RBZ governor Gideon Gono’s position is that the planned sale of the 51% stakes in the financial services sector is illegal because there is no law that provides for arbitrary expropriation of banking assets in Zimbabwe.
However Indigenisation minister Saviour Kasukuwere says there are no sacred cows when it comes to observing the laws of indigenisation.
The four foreign owned banks — Barclays Bank of Zimbabwe, Stanbic, Standard Chartered and MBCA — submitted their compliance plans to the board last year.
The other foreign-owned bank, Ecobank, has already complied with the law after African Development Corporation had a share swap deal with Brainworks Capital, a local private equity firm.
Gono has, however, urged the authorities not to use the one-size-fit-all approach.
He further added in apparent reference to the Indigenisation Act, that no legislation is superior to any other except the constitution.
He said no one had the right to encroach in other people’s territories by making frequent attacks on banks even when one “may not be as knowledgeable as we are”.
NIEEB Compliance manager Zweli Lunga told businessdigest that the board had communicated with the banks , adding marathon meetings are scheduled for next week to finalise and fine tune the plans for compliance with the country’s law.
Lunga said contrary to the stay-away-from-banks stance being promoted, the foreign owned banks had brought in their plans for approval because “it is what is required of them by the law”.
According to documents seen by businessdigest, Barclays, which has a localised shareholding of 32,23% wants to give a stake to an employee share ownership scheme, a pension fund scheme as well as be given empowerment credits.
The other three banks have almost similar plans.
Lunga said: “Barclays employee share ownership scheme is acceptable to us.
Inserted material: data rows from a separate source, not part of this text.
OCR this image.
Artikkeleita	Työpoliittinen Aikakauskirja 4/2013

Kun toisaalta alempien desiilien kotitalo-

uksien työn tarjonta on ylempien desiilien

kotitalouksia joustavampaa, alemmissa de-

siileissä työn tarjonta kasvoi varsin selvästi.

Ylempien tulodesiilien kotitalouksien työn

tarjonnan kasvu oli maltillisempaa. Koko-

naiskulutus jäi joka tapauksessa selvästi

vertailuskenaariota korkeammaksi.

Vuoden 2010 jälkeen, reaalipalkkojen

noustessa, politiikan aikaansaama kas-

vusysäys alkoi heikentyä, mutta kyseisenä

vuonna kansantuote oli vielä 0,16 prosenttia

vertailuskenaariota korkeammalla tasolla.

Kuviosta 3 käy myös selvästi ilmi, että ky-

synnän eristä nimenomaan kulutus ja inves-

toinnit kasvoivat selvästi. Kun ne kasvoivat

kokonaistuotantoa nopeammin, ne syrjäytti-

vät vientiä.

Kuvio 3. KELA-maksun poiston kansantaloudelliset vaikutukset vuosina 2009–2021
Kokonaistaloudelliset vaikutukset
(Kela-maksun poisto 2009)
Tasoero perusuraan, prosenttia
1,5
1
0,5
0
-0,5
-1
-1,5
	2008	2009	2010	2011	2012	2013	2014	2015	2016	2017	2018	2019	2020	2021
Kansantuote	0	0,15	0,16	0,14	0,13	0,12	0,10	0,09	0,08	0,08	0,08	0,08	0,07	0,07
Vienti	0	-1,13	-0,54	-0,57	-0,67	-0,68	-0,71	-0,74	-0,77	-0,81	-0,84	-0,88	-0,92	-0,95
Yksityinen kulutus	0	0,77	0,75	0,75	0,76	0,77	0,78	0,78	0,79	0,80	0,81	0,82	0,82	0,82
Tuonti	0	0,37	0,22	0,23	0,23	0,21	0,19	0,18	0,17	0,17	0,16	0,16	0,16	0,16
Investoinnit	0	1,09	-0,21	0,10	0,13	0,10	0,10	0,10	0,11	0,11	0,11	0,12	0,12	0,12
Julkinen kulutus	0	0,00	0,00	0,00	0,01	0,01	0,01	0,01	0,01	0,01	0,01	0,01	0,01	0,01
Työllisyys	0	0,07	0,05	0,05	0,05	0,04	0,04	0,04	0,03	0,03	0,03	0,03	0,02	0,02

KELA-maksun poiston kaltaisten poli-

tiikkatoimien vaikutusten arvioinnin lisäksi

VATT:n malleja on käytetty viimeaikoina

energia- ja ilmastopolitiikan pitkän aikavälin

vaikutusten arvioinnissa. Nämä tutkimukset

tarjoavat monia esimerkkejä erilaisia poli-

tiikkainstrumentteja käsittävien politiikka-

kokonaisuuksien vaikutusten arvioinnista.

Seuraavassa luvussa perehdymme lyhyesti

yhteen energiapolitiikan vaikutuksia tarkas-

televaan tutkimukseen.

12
Where we have a problem is on the empowerment credits. This is why we need to have meetings with the banks so that we craft the best way of implementing the plans.”
Barclays has also proposed to raise funding for the agricultural sector of up to US$100 million.
Reached for comment this week, Kasukuwere said indigenisation was not just a policy but the law, which means all the companies that fall within the brackets, must comply.
Kasukuwere said: “If there is in any foreign-owned company, which does not want to follow the law then we will consider them as having taken a political position.”
The minister said he had instructed the board to interrogate and scrutinise the plans within a week and should come up with a position after that.
However, Gono this week refused to back down, insisting until he has been consulted and laws harmonised, any move on banks would be unlawful. He said the central bank was guided by relevant laws which must be equally respected.
“We have been saying this since 2007 before Kasukuwere was Minister of Indigenisation and I would like to repeat that a one-size-fits-all policy reflects a sub-optimal strategy towards achieving indigenisation and empowerment aspirations of the people in the financial sector, and this matter is as clear as the difference between morning and evening.
“Those who want to proceed without consultation are oblivious to the downside consequences of trying to indigenise people’s deposits.”